Hi!
Recently, I did the course “advanced machine learning” in university. While the curriculum was mathematically rigorous, the concepts have been very cool – from the basic backpropagation algorithm to LoRA adaptations of large language models. Since the backpropagation algorithm is the basis of AI and for most optimizations and extending concepts, I programmed it some time ago from scratch in Python and the numpy library. Now I want to continue – and I want to know: How difficult is it to install a trained model on a microcontroller? And what are the limitations of AI on such a limited hardware? Let’s find out!
Demo #
This is what I’ve built!
You see an Arduino Uno, a microcontroller with very limited computing power, connected to a small screen and a joystick. With the joystick, I can “draw” digits, which then get automatically recognized with the AI model on the Arduino, to be seen in the number that pops up in the top left corner of the screen. You see, it’s sometimes wrong! In the article, I’ll dig into the dataset to find out why.
Essentials/TLDR for advanced readers #
Essentially, I transformed the MNIST handwritten digit dataset. Instead of training on 28x28 pixel greyscale images, I use a point-cloud of 25 points for each image. It’s like the children’s game connect the dots – I don’t store the whole image, just the coordinates. I normalize the bounding box of the dots and sort them by their y and then x coordinates. While drawing the digit on the screen with the joystick, I collect points sequentially, ensuring a minimum distance of 2 pixels between each dot, until the buffer of 25 dots are filled.
With 25 dots, x and y coordinate each, I have 50 input neurons instead of the standard 784. With only one hidden layer of 40 neurons and 10 output neurons, the total parameter count is 2,450. Training with momentum-based stochastic gradient descent achieves an accuracy of around 75%. During training, I use the ReLU and softmax activation function for the hidden and output layers. On the Arduino itself, to save computation, I skip the SoftMax calculation in the output layer and just use the neuron index with the maximum value as prediction.
In terms of storage: Even though the weights/biases are stored as 4-byte floats, they use only 9.8kByte of the Arduino Uno’s 32kByte flash memory (about 30%).
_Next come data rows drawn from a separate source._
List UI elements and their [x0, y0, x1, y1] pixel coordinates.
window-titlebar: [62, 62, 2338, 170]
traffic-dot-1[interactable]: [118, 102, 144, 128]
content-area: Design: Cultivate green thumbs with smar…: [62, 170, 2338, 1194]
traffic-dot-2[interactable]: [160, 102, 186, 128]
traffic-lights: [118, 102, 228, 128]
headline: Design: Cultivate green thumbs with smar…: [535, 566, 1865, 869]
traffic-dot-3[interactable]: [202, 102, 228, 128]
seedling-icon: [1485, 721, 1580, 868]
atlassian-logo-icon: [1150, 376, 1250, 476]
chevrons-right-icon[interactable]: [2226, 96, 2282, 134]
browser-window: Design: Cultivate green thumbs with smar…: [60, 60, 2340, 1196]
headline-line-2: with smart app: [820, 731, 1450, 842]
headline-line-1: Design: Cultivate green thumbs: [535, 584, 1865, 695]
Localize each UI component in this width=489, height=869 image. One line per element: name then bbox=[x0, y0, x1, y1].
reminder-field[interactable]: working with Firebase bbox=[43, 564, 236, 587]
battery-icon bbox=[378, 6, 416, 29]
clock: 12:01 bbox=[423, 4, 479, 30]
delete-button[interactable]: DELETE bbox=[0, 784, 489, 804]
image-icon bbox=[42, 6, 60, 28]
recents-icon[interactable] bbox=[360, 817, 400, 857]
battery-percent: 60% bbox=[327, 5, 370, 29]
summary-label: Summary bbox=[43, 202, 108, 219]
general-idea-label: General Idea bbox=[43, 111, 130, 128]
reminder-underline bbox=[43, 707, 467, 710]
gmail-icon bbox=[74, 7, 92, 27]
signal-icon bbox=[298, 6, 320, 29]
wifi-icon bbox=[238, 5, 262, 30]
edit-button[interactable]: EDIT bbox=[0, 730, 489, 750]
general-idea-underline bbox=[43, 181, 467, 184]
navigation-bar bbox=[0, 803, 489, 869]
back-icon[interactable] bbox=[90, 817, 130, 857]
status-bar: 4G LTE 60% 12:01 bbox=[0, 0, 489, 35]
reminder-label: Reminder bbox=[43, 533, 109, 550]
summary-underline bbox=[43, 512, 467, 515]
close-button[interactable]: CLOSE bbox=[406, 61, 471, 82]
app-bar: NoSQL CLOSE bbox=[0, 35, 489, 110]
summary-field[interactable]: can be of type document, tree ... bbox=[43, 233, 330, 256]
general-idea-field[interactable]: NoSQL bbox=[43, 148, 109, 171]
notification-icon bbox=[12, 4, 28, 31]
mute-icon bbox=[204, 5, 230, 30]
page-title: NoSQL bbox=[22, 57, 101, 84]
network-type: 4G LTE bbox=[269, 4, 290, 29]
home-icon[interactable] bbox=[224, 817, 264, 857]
During prediction, roughly 440 Bytes in values are stored dynamically, utilizing about 20% of the 2 kByte SRAM. With matrix-multiplications happening component-wise and sequentially directly on the CPU of the Arduino, the biggest impact on SRAM-usage is storing the neural network values, which takes 400 Bytes. Overall, data preprocessing and prediction on the Arduino Uno takes only ca. 70ms.